Há quem critique o arranjo de tornar constitucional a discussão do orçamento, o que a PEC do teto fez quando aprovada. Técnicos falam em excesso de poder do Congresso sobre o orçamento. O senhor tiraria o teto da Constituição?

Não, estar na Constituição é importante. Inclusive essa PEC de Transição é importante que seja uma proposta de emenda constitucional exatamente para que isso seja o plenamente discutido com a sociedade, o Congresso e haja uma maioria inequívoca, na medida em uma emenda constitucional precisa de aprovação 3/5 da Câmara em dois turnos e 3/5 do Senado em dois turnos. Isso dá uma estabilidade fiscal no país, mais confiança e controle das contas públicas.

Se o senhor pudesse comandar a economia brasileira novamente, quais seriam as prioridades de sua agenda?

Sinalizar uma frente de responsabilidade fiscal. O próprio presidente Lula já sinalizou que existem muitas estatais que, nas palavras dele, só dão prejuízo. Há muita empresa federal, como por exemplo a empresa que foi constituída anos atrás para construir o trem bala entre Rio e São Paulo. O projeto foi abandonado há muitos anos por ser considerado inviável. A empresa continua, o orçamento, o prédio, o pessoal, as contas de água, luz e telefônica... O importante é eliminar isso [este tipo de gasto] para exatamente adicionar às despesas necessárias seja na área social seja na área de infraestrutura. Isso que importa.

Uma fonte de arrecadação possível seria a recriação de um imposto nos moldes da CPMF. Como o senhor avalia essa possibilidade de retorno?

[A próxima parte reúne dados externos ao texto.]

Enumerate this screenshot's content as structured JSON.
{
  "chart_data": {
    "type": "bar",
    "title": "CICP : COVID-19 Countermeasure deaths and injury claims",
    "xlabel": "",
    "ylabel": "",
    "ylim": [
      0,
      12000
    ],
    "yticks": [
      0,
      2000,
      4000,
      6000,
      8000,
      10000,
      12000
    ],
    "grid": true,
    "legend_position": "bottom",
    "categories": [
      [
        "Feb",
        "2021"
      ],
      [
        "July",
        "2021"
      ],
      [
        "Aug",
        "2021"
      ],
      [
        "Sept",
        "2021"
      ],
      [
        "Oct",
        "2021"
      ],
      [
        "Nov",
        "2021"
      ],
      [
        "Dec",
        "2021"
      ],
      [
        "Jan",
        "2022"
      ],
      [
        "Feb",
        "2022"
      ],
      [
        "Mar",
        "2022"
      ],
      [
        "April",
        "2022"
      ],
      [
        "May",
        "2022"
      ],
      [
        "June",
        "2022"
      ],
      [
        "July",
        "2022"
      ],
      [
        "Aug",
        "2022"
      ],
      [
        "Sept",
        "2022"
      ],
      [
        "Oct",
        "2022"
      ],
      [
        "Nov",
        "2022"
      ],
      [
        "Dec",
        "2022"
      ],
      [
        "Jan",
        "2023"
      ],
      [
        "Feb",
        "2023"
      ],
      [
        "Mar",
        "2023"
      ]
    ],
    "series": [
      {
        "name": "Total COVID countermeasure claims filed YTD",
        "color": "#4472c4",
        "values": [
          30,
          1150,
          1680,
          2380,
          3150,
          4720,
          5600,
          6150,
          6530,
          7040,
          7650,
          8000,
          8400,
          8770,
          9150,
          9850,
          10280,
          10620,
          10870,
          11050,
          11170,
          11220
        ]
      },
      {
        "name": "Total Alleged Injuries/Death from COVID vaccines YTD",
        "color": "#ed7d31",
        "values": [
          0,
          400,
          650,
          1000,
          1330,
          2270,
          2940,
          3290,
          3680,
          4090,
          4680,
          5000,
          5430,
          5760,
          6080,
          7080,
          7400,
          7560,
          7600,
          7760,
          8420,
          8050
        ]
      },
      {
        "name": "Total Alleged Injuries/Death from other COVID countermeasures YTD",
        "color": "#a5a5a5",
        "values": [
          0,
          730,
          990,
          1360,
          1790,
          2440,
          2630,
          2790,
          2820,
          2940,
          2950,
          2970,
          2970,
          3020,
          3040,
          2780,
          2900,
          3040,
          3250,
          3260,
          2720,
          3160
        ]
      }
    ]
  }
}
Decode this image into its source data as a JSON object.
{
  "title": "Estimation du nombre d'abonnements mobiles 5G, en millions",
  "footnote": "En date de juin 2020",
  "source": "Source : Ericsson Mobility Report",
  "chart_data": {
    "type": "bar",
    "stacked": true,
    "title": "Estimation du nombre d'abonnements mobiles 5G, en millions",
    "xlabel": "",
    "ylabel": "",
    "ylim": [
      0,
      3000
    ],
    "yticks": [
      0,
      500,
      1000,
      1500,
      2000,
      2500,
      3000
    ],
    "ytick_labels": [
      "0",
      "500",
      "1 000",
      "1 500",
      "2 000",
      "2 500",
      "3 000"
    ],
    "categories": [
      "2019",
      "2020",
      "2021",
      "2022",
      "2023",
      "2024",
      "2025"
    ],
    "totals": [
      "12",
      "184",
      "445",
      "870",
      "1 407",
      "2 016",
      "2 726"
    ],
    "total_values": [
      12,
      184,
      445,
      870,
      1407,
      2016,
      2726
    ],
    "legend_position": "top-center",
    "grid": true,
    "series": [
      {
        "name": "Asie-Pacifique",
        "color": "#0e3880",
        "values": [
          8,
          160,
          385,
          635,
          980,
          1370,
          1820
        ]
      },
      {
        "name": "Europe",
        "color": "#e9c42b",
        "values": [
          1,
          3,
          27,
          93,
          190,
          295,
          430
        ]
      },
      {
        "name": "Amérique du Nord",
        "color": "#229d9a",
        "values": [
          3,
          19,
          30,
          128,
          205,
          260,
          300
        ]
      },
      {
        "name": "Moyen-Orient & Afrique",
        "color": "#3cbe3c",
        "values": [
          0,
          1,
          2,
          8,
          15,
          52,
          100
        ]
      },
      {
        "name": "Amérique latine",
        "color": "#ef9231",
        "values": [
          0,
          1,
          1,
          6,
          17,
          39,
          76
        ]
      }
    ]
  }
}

Ela [impostos nos moldes da CPMF] trabalha no sentido contrário ao da tributação socialmente justa. Todos pagam a mesma alíquota. Se uma pessoa compra comida paga CPMF. Não acho uma forma de tributação eficaz do ponto de vista econômico, inclusive porque ela incide sobre a economia de forma muito erática. Quanto mais transação exista mais imposto se paga.

Há alguma reforma tributária que seria capaz de elevar a arrecadação e talvez abrir o espaço fiscal necessário?

Existe uma proposta de reforma tributária no Congresso que eu acho muito positiva (PECs 45 e 110). Ambas receberam um projeto substitutivo - com modificações portanto - que foi feito por unanimidade entre todos os estados brasileiros. Ela faz uma mudança completa e uma fusão do ICMS, IPI, Confins, entre outros, criando um imposto único, o imposto de bens e serviços (IBS). Isso simplifica tremendamente a arrecadação, permite crescimento maior, facilita a tributação e fiscalização e pode levar um aumento da arrecadação sem haver aumento de alíquota. Estudos feitos em conjunto com Banco Mundial mostraram que a alta complexidade tributária do Brasil é um dos maiores problemas que levam à baixa produtividade da economia brasileira.

Retomando um pouco a questão do teto, hoje há pressão sobre as despesas de uma maneira que não se pode fazer muita coisa sem furar o teto e existe uma demanda urgente com aumento de pobreza e tudo que foi pactuado pelas urnas nesse curto prazo. O senhor acha que tem que aumentar também as despesas com a máquina, por exemplo, em ciência e tecnologia ou com investimentos públicos?

À frente, pode se fazer algumas alterações no teto, mas é importante como eu disse - e repito - cortar despesas desnecessárias. Eu usei o exemplo do trem bala, de despesas que existem e companhias que não têm mais finalidade que, na medida que sejam fechadas, só causam benefício ao país.

Falando em benefícios, e os benefícios fiscais, que hoje estão em torno de 4% do PIB. Como o senhor avalia uma revisão deles?

Está aberto o campo para diminuir alguns benefícios fiscais. Não estamos falando da Zona Franca de Manaus. Há benefícios que foram concedidos por razões específicas. Para falar sobre isso é necessário fazer o exame um a um e chegar a conclusões, como inclusive fizemos em São Paulo o muito sucesso em 2021.